European Members of Parliament vote against re opening the case on controversial proposed pan-European online transmissions
Details of the vote, and views on where the issue goes from here, largely remain to be seen. The vote tally was 344-265 to reject most of the EC’s proposals.
In one early reaction, Italian motion picture association ANICA, which had been lobbying intensely against the proposal, issued a statement after the vote saying that it proves “that the majority [of the European Parliament] wants a Europe made up of major players in the audiovisual sector; a strong and competitive creative content industry; and a digital market that is dynamic and not made up of passive consumers.”
Other industry orgs are likely to hail the vote as a victory for quality, cultural diversity and commercial freedom.
The result appears to be a major setback in the push by the European Commission, the executive arm of the E.U., for a single digital market across the union’s 28 member states. When the Commission first announced its plans for a Digital Single Market in 2015, industry orgs had anticipated that the European Parliament might support the Commission’s vision of ready online access across the E.U. for films and TV, unhindered by geo-blocking.
Now that the decision of the European Parliament is known, the next key milestone in the legislative process is Dec. 15’s meeting of the E.U.’s Council of Ministers – a forum of member states’ senior officials – whose deputy-ambassadors gather on Friday to discuss the issue.
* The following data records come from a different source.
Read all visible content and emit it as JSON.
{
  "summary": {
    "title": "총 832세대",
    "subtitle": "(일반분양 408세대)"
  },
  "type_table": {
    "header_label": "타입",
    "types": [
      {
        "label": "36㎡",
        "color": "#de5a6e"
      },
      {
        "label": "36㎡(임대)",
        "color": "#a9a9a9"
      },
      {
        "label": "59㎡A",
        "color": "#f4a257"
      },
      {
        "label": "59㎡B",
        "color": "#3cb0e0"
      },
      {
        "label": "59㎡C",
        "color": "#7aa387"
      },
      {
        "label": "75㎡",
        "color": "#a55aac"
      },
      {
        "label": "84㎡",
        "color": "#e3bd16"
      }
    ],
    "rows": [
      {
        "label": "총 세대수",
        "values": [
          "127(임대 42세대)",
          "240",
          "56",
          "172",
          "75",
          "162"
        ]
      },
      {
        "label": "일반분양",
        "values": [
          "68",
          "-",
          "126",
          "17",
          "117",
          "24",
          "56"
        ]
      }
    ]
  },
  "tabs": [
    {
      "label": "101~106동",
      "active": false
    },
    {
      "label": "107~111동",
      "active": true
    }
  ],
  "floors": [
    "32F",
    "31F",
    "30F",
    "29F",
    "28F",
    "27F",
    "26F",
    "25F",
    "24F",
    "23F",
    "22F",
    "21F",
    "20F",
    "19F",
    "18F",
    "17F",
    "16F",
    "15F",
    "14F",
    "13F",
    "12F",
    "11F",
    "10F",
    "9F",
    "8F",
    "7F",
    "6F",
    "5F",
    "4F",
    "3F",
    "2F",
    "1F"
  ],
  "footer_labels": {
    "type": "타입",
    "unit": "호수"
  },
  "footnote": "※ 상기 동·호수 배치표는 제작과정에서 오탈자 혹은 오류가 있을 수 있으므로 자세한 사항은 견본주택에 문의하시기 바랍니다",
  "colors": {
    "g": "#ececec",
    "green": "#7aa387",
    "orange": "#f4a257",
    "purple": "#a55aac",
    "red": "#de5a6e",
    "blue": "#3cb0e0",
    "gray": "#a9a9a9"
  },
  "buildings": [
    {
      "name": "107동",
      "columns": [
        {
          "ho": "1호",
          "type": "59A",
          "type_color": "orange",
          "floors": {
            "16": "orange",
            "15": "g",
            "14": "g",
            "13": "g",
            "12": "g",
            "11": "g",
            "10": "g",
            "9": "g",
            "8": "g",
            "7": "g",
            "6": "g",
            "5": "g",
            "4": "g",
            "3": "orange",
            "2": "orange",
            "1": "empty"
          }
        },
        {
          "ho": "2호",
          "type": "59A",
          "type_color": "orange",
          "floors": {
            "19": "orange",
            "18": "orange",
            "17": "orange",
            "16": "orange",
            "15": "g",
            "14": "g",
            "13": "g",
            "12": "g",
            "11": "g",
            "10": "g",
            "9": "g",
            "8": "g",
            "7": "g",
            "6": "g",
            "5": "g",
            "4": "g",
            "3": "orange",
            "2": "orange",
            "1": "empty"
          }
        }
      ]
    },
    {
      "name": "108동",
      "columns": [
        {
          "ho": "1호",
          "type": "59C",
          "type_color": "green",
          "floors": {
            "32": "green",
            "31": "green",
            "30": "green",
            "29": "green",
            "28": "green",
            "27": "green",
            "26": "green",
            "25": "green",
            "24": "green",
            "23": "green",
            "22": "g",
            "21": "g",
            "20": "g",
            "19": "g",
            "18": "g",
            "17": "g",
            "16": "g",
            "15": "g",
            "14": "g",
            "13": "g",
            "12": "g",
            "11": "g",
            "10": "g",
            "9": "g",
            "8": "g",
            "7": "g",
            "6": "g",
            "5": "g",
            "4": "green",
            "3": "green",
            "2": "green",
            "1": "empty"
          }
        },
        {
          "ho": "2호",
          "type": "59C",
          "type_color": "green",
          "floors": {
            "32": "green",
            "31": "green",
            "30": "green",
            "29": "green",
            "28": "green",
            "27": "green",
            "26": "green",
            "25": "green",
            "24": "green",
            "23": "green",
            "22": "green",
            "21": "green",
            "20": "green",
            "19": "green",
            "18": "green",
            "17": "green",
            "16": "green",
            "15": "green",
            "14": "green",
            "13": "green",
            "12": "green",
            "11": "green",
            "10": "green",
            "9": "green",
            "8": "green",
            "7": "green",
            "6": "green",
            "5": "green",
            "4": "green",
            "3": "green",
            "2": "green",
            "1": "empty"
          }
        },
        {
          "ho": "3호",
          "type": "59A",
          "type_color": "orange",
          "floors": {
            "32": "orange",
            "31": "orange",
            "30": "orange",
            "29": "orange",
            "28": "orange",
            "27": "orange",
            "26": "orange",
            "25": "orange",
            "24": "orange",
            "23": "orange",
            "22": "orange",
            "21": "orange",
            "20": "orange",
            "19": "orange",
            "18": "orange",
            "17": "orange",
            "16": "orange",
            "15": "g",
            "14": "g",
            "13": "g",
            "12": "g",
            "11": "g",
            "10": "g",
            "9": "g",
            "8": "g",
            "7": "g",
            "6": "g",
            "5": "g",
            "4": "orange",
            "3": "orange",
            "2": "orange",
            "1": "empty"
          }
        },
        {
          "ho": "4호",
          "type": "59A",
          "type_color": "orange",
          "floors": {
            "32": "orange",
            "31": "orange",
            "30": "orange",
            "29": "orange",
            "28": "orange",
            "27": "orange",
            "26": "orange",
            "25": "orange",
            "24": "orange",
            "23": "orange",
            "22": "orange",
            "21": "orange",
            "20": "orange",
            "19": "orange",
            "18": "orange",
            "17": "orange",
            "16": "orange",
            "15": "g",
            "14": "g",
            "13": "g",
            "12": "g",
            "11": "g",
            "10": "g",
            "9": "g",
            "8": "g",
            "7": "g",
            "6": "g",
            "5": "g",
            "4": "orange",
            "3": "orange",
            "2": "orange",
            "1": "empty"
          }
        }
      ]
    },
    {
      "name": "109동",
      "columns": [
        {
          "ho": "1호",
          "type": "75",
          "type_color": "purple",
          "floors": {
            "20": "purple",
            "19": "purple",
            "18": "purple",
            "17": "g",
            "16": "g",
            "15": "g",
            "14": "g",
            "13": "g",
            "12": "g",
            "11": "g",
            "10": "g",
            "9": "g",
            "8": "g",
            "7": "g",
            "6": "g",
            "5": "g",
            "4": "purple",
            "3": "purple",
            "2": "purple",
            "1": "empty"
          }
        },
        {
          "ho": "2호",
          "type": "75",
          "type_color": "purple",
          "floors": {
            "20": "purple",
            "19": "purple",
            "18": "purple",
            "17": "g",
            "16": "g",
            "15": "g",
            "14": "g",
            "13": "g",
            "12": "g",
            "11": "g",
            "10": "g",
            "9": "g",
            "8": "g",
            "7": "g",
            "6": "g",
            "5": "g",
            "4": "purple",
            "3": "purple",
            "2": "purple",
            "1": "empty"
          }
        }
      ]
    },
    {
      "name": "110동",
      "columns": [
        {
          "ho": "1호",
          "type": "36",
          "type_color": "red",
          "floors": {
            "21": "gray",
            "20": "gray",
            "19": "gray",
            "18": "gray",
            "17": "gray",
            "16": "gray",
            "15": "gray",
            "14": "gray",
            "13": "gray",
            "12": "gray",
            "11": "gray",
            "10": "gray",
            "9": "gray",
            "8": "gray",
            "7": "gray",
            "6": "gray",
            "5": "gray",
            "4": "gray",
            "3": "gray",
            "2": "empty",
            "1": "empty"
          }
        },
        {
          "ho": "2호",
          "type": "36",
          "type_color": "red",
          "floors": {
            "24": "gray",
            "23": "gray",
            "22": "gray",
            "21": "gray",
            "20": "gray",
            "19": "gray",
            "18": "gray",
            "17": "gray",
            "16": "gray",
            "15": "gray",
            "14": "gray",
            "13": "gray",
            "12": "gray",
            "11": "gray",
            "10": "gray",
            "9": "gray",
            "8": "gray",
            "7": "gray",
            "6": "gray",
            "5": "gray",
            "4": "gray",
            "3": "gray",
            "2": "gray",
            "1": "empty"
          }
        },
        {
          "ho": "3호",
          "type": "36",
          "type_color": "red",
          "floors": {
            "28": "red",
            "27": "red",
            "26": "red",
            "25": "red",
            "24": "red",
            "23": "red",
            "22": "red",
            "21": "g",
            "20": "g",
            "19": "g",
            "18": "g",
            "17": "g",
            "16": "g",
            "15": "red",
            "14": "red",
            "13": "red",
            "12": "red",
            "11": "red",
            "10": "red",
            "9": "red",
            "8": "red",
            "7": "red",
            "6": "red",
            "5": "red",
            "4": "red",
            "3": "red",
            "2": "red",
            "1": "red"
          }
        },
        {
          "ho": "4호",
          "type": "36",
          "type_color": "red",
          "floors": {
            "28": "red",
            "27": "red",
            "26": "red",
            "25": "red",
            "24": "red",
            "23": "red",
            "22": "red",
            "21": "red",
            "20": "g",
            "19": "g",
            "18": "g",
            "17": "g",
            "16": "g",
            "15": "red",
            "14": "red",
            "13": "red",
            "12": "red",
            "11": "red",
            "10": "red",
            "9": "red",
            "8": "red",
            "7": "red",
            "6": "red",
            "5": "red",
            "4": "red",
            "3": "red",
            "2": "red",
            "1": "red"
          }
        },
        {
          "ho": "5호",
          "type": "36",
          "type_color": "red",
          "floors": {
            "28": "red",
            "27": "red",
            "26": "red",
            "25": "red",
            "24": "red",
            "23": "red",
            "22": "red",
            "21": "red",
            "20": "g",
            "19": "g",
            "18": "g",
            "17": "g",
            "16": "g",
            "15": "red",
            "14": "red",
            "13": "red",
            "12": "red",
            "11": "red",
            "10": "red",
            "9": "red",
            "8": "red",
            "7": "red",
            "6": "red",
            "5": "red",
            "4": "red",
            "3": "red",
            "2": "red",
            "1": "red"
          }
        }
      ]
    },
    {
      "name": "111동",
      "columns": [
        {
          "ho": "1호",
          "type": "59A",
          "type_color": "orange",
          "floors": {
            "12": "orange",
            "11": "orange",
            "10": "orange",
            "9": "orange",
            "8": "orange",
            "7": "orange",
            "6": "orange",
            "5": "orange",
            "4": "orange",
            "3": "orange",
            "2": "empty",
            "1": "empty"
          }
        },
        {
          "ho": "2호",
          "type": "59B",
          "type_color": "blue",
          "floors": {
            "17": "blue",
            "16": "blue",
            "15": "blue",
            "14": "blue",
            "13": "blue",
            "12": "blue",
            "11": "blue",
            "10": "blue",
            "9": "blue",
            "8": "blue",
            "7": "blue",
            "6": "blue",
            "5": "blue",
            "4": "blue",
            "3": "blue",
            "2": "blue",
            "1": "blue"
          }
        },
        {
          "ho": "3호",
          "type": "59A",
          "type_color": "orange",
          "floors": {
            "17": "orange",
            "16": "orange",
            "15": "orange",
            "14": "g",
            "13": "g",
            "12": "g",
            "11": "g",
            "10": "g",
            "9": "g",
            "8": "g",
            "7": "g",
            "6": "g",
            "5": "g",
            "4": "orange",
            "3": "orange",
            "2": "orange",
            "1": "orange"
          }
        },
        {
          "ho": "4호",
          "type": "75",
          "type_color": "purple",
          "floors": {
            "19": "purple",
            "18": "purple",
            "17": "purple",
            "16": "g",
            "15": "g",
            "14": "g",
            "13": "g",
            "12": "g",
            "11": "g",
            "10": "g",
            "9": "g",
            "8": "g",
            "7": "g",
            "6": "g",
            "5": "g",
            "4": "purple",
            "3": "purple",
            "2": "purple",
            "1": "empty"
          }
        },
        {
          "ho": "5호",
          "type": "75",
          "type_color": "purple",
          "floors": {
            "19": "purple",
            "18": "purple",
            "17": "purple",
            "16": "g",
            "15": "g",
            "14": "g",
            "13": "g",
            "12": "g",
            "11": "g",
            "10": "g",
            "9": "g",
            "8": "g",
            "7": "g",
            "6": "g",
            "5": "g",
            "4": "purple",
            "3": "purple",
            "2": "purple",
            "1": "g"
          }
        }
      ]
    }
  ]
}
It is not foreseen that they will take a definitive decision.
Andrus Ansip (pictured), vice-president of the European Commission and major architect of the Commission’s Digital Single Market plans, has already tweeted that he will fight on and “strongly defend” Sat Cab at the E.U.’s Council of Ministers.
The Intl. Federation of Film Producers Assns. (FIAPF), as well as European trade bodies and big producers and distributors, including Working Title, published an open letter to the Council on Tuesday, before the Parliament vote, detailing the “devasting” impact on the industry and consumers if the Council takes the Commission’s line.
The Council is likely to take seriously the position of the European Parliament. Several key E.U. states – France, Spain, Italy – have already expressed definitive opposition to Sat Cab. Germany, critically, has yet to express its position on the issue, although key German institutions and stakeholders expressed large misgivings in the past – the upper house of Germany’s parliament, the Bundesrat, for example, questioned late last year whether Sat Cab proposals considered sufficiently rights’ holders’ interests.
The entertainment industry has expressed concern that the Parliament vote will be only a temporary breather as the commission seeks other ways of limiting territorial licensing, the backbone of European and indeed Hollywood business in Europe. The exemption of film and TV from a ban on geo-blocking in the E.U. is up for reconsideration next year, for instance.
Launched in September 2016, the Sat Cab, or “country of origin,” proposal would allow E.U. broadcasters to buy rights to movies and TV shows for pan-Europe transmission on their online catchup and simulcast services as long as these TV networks have cleared rights the rights in the country they broadcast in.
Allowing consumers to view films and TV programs on cheaper catchup services from other E.U. countries before the theatrical or TV first-runs in their own countries horrified Europe’s industry and Hollywood.
The European Parliament’s Juri Committee for Legal Affairs, the lead committee on the issue, voted Nov. 21 to throw out the country of origin proposal for all but news and current affairs programs. That had seemed a major victory. Residual opposition to the Juri Committee’s ruling, however, from the European Parliament’s Green Party and individual MEPs required a further vote Tuesday to arrive at a final parliament position on Sat Cab. That vote has upheld the Juri Committee’s rulings.
Last week saw intense mobilization by both sides on the debate. Ansip sent a leaked letter to the chairs of the European Parliament on Dec. 4 claiming that the position of the Juri Committee was that “our people should not have access across borders to anything outside news and some current affairs.”
Members of the Juri Committee and other MEPs hit back Thursday by citing the example of what could happen to access to German Bundesliga soccer league games if the Sat Cab country of origin proposal went through. Viewers in Poland pay about €5 for a subscription with commentary in Polish and a focus on Polish players. Viewers in Germany pay about €35 to watch the same games. “Without territorial exclusive licensing, the Polish games would be available for German viewers at a fraction of the price,” they argued.
FIAPF, Hollywood’s Motion Picture Assn. (MPA) and the Independent Film & Television Alliance (IFTA) were among 20 trade bodies, institutions or companies that circulated a joint letter Friday to MEPs supporting the Juri committee’s decision.
The Italian film and TV industry had also been up in arms against Sat Cab in the weeks leading up to today’s key vote. Italian culture minister Dario Franceschini has been a very vocal opponent of the proposal against which many Italian producers and directors had signed a petition to the European Union.
Europe’s industry will now judge what kind of victory they have won in what still looks like an extended war.